I have a PDF of the "IQ Classification Using EEG Spectrogram via GLCM Approach" paper if anyone's interested.

WhyBoostIQ said...

Sometimes it rains in Las Vegas but that doesn't mean that Las Vegas is a rainy city.

WhyBoostIQ said...

Many studies have also shown that brain volume (and other measurable physical quantities) can explain some of the variance in individual cognitive abilities in non-human primates, mice, rats, pigs, birds, etc. (example at http://rstb.royalsocietypublishing.org/content/366/1567/1017)

Richard Seiter said...

I am interested. Would it be possible to email it to my first initial last name at sonic.net ?
Thank you!

Emil Kirkegaard said...

The dataset I am working on has the same problem. No data for body size and removing the effect of age is tricky as it has non-linear relationships to cognitive abilities and brain structures.

Emil Kirkegaard said...

Really? Can you email me those studies?

WhyBoostIQ said...

There are quite a few. Rats, from back in 1935: "The association between brain size and maze ability in the white rat" showed that rats that were selected over generations to be either "maze-bright" or "maze-dull" differed by about 2.5 SD in brain weight. For birds, from 2010: "Brain size, head size and behaviour of a passerine bird"; head volume significantly predicted individual differences in "recapture probability", "suggesting that head volume is related to learning ability". From 2011, "Mapping behavioural evolution onto brain evolution: the strategic roles of conserved organization in individuals and species" looks at the correlates of individual brain-size differences in pigs, minks, and mice.

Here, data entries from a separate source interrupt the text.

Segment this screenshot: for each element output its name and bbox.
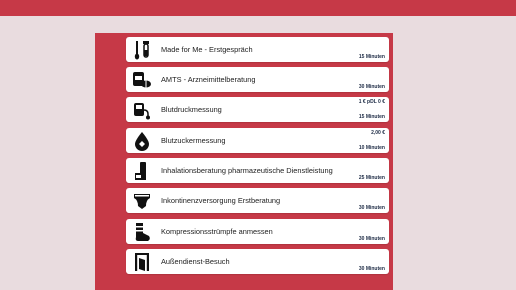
- blood-drop-icon: [132, 130, 152, 151]
- service-duration: 30 Minuten: [358, 205, 385, 211]
- service-duration: 10 Minuten: [358, 145, 385, 151]
- pills-icon: [132, 69, 152, 90]
- service-duration: 30 Minuten: [358, 266, 385, 272]
- service-card-inhalationsberatung[interactable]: Inhalationsberatung pharmazeutische Dien…: [126, 158, 389, 183]
- compression-sock-icon: [132, 221, 152, 242]
- service-price: 2,00 €: [371, 130, 385, 136]
- service-duration: 15 Minuten: [358, 54, 385, 60]
- service-label: Kompressionsstrümpfe anmessen: [161, 227, 273, 236]
- service-label: Blutzuckermessung: [161, 136, 226, 145]
- service-card-amts[interactable]: AMTS - Arzneimittelberatung 30 Minuten: [126, 67, 389, 92]
- inhaler-icon: [132, 160, 152, 181]
- service-label: Blutdruckmessung: [161, 105, 222, 114]
- service-card-inkontinenzversorgung[interactable]: Inkontinenzversorgung Erstberatung 30 Mi…: [126, 188, 389, 213]
- service-card-aussendienst-besuch[interactable]: Außendienst-Besuch 30 Minuten: [126, 249, 389, 274]
- service-card-made-for-me[interactable]: Made for Me - Erstgespräch 15 Minuten: [126, 37, 389, 62]
- service-duration: 30 Minuten: [358, 236, 385, 242]
- swab-tube-icon: [132, 39, 152, 60]
- service-label: Inhalationsberatung pharmazeutische Dien…: [161, 166, 333, 175]
- service-duration: 25 Minuten: [358, 175, 385, 181]
- service-duration: 15 Minuten: [358, 114, 385, 120]
- service-label: AMTS - Arzneimittelberatung: [161, 75, 256, 84]
- service-label: Inkontinenzversorgung Erstberatung: [161, 196, 281, 205]
- service-label: Außendienst-Besuch: [161, 257, 230, 266]
- service-label: Made for Me - Erstgespräch: [161, 45, 253, 54]
- service-duration: 30 Minuten: [358, 84, 385, 90]
- door-icon: [132, 251, 152, 272]
- top-header-bar: [0, 0, 516, 16]
- diaper-icon: [132, 190, 152, 211]
- service-price: 1 € pDL 0 €: [358, 99, 385, 105]
- blood-pressure-icon: [132, 99, 152, 120]
- service-card-blutzuckermessung[interactable]: Blutzuckermessung 2,00 € 10 Minuten: [126, 128, 389, 153]
- service-card-kompressionsstruempfe[interactable]: Kompressionsstrümpfe anmessen 30 Minuten: [126, 219, 389, 244]
- service-card-blutdruckmessung[interactable]: Blutdruckmessung 1 € pDL 0 € 15 Minuten: [126, 97, 389, 122]
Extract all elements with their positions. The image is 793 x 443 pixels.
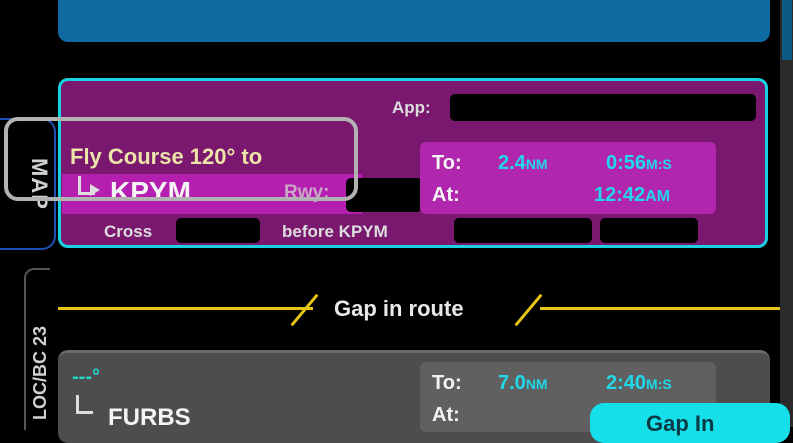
next-leg-arrow-icon [76,395,93,414]
next-to-label: To: [432,372,462,394]
next-to-time-unit: M:S [646,376,672,392]
at-time-value: 12:42 [594,184,646,206]
to-distance-unit: NM [525,156,548,172]
gap-line-right [540,307,780,310]
gap-slash-right [514,293,543,327]
highlight-overlay [4,117,358,201]
loc-bc-tab-label: LOC/BC 23 [30,325,50,420]
next-to-time-value: 2:40 [606,372,647,394]
next-at-label: At: [432,404,460,426]
before-label: before KPYM [282,222,388,241]
to-label: To: [432,152,462,174]
next-waypoint-id: FURBS [108,404,191,431]
next-course: ---° [72,366,100,388]
at-label: At: [432,184,460,206]
to-time-value: 0:56 [606,152,647,174]
next-to-distance: 7.0NM [498,372,548,395]
to-distance: 2.4NM [498,152,548,175]
cross-altitude-field[interactable] [176,218,260,243]
cross-label: Cross [104,222,153,241]
gap-line-left [58,307,313,310]
app-label: App: [392,98,431,117]
next-to-distance-unit: NM [525,376,548,392]
gap-in-route-label: Gap in route [334,296,464,321]
to-time: 0:56M:S [606,152,672,175]
right-rail-accent [782,0,792,60]
to-distance-value: 2.4 [498,152,526,174]
right-scroll-rail[interactable] [780,0,793,427]
next-to-distance-value: 7.0 [498,372,526,394]
gap-in-button-label: Gap In [646,411,715,436]
gap-slash-left [290,293,319,327]
at-time: 12:42AM [594,184,670,207]
to-time-unit: M:S [646,156,672,172]
next-to-time: 2:40M:S [606,372,672,395]
approach-field[interactable] [450,94,756,121]
cross-value-field[interactable] [454,218,592,243]
previous-leg-card[interactable] [58,0,770,42]
at-time-unit: AM [645,188,671,205]
cross-extra-field[interactable] [600,218,698,243]
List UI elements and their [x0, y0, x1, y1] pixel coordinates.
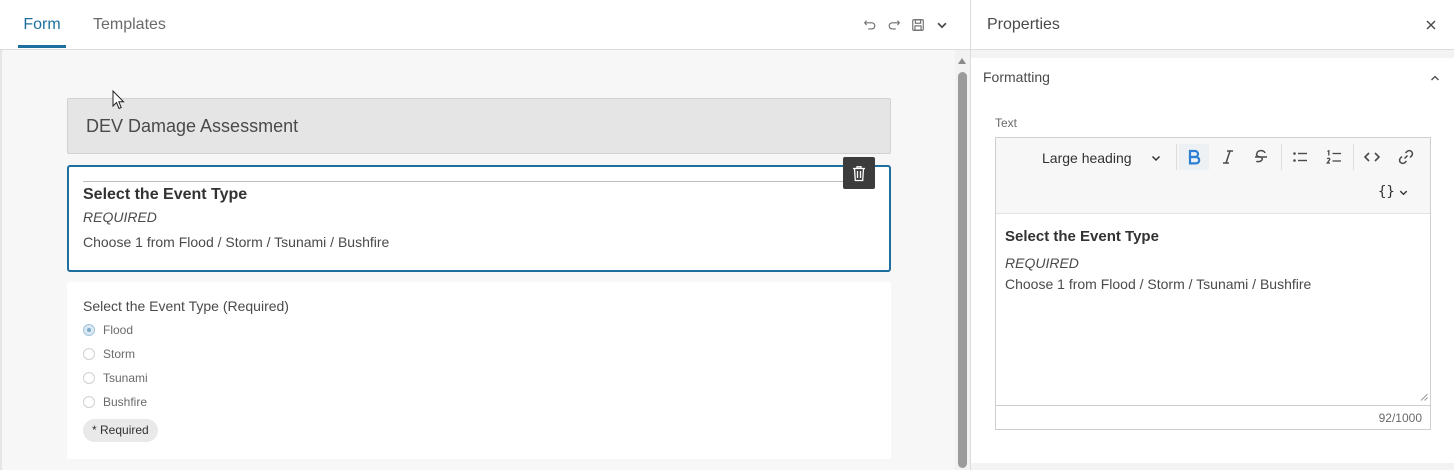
form-tabs-bar: Form Templates	[0, 0, 971, 50]
required-badge: * Required	[83, 419, 158, 442]
rich-text-editor[interactable]: Large heading {} Select the Event Type R…	[995, 137, 1431, 430]
radio-button[interactable]	[83, 348, 95, 360]
chevron-down-icon	[1399, 190, 1408, 195]
redo-icon	[888, 20, 900, 30]
form-title: DEV Damage Assessment	[86, 116, 299, 136]
bulleted-list-icon	[1293, 152, 1307, 162]
editor-heading: Select the Event Type	[1005, 228, 1159, 245]
variable-braces-icon: {}	[1378, 184, 1395, 200]
character-count: 92/1000	[1378, 411, 1422, 425]
element-required-text: REQUIRED	[83, 209, 157, 225]
link-icon	[1398, 149, 1414, 165]
question-card[interactable]: Select the Event Type (Required) Flood S…	[67, 282, 891, 459]
code-icon	[1363, 152, 1381, 162]
redo-button[interactable]	[885, 15, 903, 35]
code-button[interactable]	[1357, 144, 1387, 170]
close-icon[interactable]	[1423, 17, 1439, 33]
numbered-list-button[interactable]	[1319, 144, 1349, 170]
save-options-button[interactable]	[933, 15, 951, 35]
chevron-up-icon[interactable]	[1429, 72, 1441, 84]
undo-button[interactable]	[861, 15, 879, 35]
option-label: Bushfire	[103, 395, 148, 409]
tab-templates[interactable]: Templates	[93, 0, 166, 49]
element-heading: Select the Event Type	[83, 186, 248, 203]
selected-text-element[interactable]: Select the Event Type REQUIRED Choose 1 …	[67, 165, 891, 272]
element-divider	[83, 181, 845, 182]
toolbar-separator	[1176, 144, 1177, 170]
editor-content-area[interactable]: Select the Event Type REQUIRED Choose 1 …	[996, 215, 1430, 405]
properties-panel: Properties Formatting Text Large heading	[971, 0, 1454, 470]
option-bushfire[interactable]: Bushfire	[83, 394, 147, 410]
scroll-thumb[interactable]	[958, 72, 967, 468]
chevron-down-icon	[937, 22, 947, 29]
option-flood[interactable]: Flood	[83, 322, 133, 338]
insert-variable-button[interactable]: {}	[1378, 182, 1409, 202]
mouse-cursor-icon	[112, 90, 125, 110]
chevron-down-icon	[1151, 155, 1160, 162]
text-field-label: Text	[995, 116, 1018, 130]
properties-header: Properties	[971, 0, 1454, 50]
form-builder-pane: Form Templates DEV Damage Assessment Sel…	[0, 0, 971, 470]
editor-description: Choose 1 from Flood / Storm / Tsunami / …	[1005, 276, 1312, 292]
delete-element-button[interactable]	[843, 157, 875, 189]
canvas-scrollbar[interactable]	[955, 50, 970, 470]
link-button[interactable]	[1391, 144, 1421, 170]
formatting-section-title[interactable]: Formatting	[983, 69, 1050, 85]
toolbar-separator	[1281, 144, 1282, 170]
editor-toolbar: Large heading {}	[996, 138, 1430, 214]
bulleted-list-button[interactable]	[1285, 144, 1315, 170]
tab-form[interactable]: Form	[18, 0, 66, 48]
question-label: Select the Event Type (Required)	[83, 298, 289, 314]
italic-button[interactable]	[1213, 144, 1243, 170]
formatting-section: Formatting Text Large heading {} Select …	[971, 58, 1454, 463]
scroll-up-arrow-icon[interactable]	[958, 58, 966, 64]
bold-icon	[1188, 149, 1201, 165]
strikethrough-icon	[1255, 149, 1267, 163]
trash-icon	[853, 165, 865, 181]
radio-button[interactable]	[83, 324, 95, 336]
radio-button[interactable]	[83, 372, 95, 384]
save-icon	[912, 19, 924, 31]
bold-button[interactable]	[1179, 144, 1209, 170]
element-description: Choose 1 from Flood / Storm / Tsunami / …	[83, 234, 390, 250]
heading-style-value: Large heading	[1042, 150, 1132, 166]
option-storm[interactable]: Storm	[83, 346, 135, 362]
form-title-card[interactable]: DEV Damage Assessment	[67, 98, 891, 154]
properties-title: Properties	[987, 16, 1060, 33]
option-label: Tsunami	[103, 371, 148, 385]
editor-required-text: REQUIRED	[1005, 255, 1079, 271]
heading-style-dropdown[interactable]: Large heading	[1042, 148, 1162, 168]
numbered-list-icon	[1326, 149, 1341, 164]
strikethrough-button[interactable]	[1246, 144, 1276, 170]
character-counter: 92/1000	[996, 405, 1430, 429]
option-tsunami[interactable]: Tsunami	[83, 370, 148, 386]
option-label: Flood	[103, 323, 134, 337]
save-button[interactable]	[909, 15, 927, 35]
resize-handle-icon[interactable]	[1420, 393, 1428, 401]
option-label: Storm	[103, 347, 136, 361]
undo-icon	[864, 20, 876, 30]
toolbar-separator	[1353, 144, 1354, 170]
radio-button[interactable]	[83, 396, 95, 408]
italic-icon	[1223, 150, 1233, 164]
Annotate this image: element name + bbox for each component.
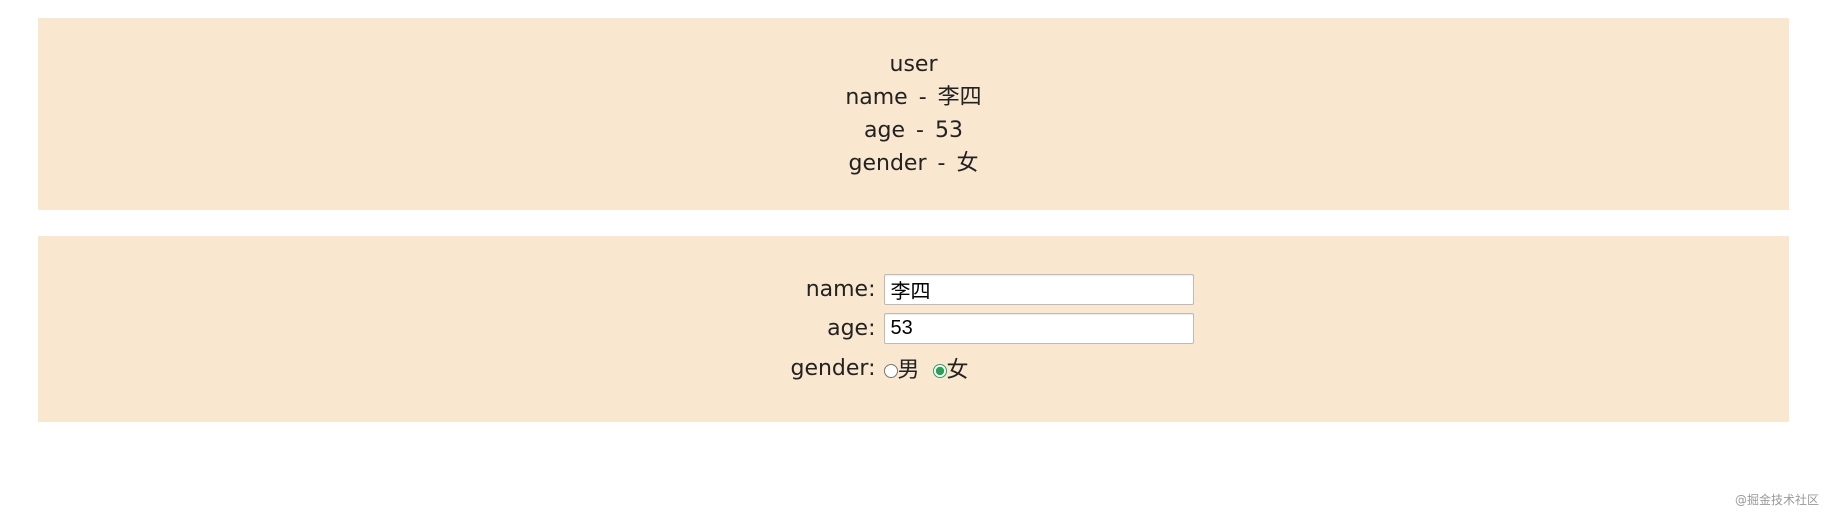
gender-option-male[interactable]: 男	[884, 358, 933, 383]
age-input[interactable]	[884, 313, 1194, 344]
separator: -	[905, 118, 935, 143]
display-name-row: name - 李四	[58, 81, 1769, 114]
display-age-value: 53	[935, 118, 963, 143]
display-gender-key: gender	[849, 151, 927, 176]
age-row: age:	[58, 313, 1769, 344]
gender-male-text: 男	[898, 358, 920, 383]
gender-female-text: 女	[947, 358, 969, 383]
display-name-value: 李四	[938, 85, 982, 110]
separator: -	[908, 85, 938, 110]
name-row: name:	[58, 274, 1769, 305]
gender-radio-female[interactable]	[933, 364, 947, 378]
gender-option-female[interactable]: 女	[933, 358, 975, 383]
display-title: user	[58, 48, 1769, 81]
separator: -	[927, 151, 957, 176]
gender-row: gender: 男 女	[58, 352, 1769, 384]
user-form-panel: name: age: gender: 男 女	[38, 236, 1789, 422]
gender-radio-group: 男 女	[884, 352, 1204, 384]
user-display-panel: user name - 李四 age - 53 gender - 女	[38, 18, 1789, 210]
display-age-row: age - 53	[58, 114, 1769, 147]
age-label: age:	[624, 316, 884, 341]
watermark: @掘金技术社区	[1735, 491, 1819, 508]
name-label: name:	[624, 277, 884, 302]
gender-label: gender:	[624, 356, 884, 381]
gender-radio-male[interactable]	[884, 364, 898, 378]
display-age-key: age	[864, 118, 905, 143]
name-input[interactable]	[884, 274, 1194, 305]
display-gender-row: gender - 女	[58, 147, 1769, 180]
display-gender-value: 女	[956, 151, 978, 176]
display-name-key: name	[845, 85, 907, 110]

Etc.

jpirving said...

In the credit default models I use, we model nonlinear age effects using cubic splines. Saves degrees of freedom over using dummies for each age.

Richard Seiter said...

I struggled with modeling nonlinear effects while doing some analysis of NHANES data. Splines worked well for capturing fine variation and giving a nice graphical display. I found that the degrees of freedom needed were justified for age (there is often a large variation by age), but not so much for the other variables I was using. Here is a brief writeup I did then (extracted from a larger document just now so missing some context) http://rpubs.com/rseiter/72806 . I would be interested in any feedback. Did you try bucketed age categories? That's the usual approach in the medical literature. (As may be apparent by my comments elsewhere in Steve's blog I am a bit obsessed with nonlinear effects. This is because I think failing to account, or even test, for them is a serious omission in much of the medical literature. For example, cholesterol mortality is a U shaped curve but is seldom modeled that way.)

Richard Seiter said...

Thanks for the pointers (and the other emailed paper!). That 2011 paper is cited by a fair number of more recent papers: http://www.ncbi.nlm.nih.gov/pubmed?linkname=pubmed_pubmed_citedin&from_uid=21690129
Interesting...

Emil Kirkegaard said...

Yes. I did not have much time recently to finish that project up.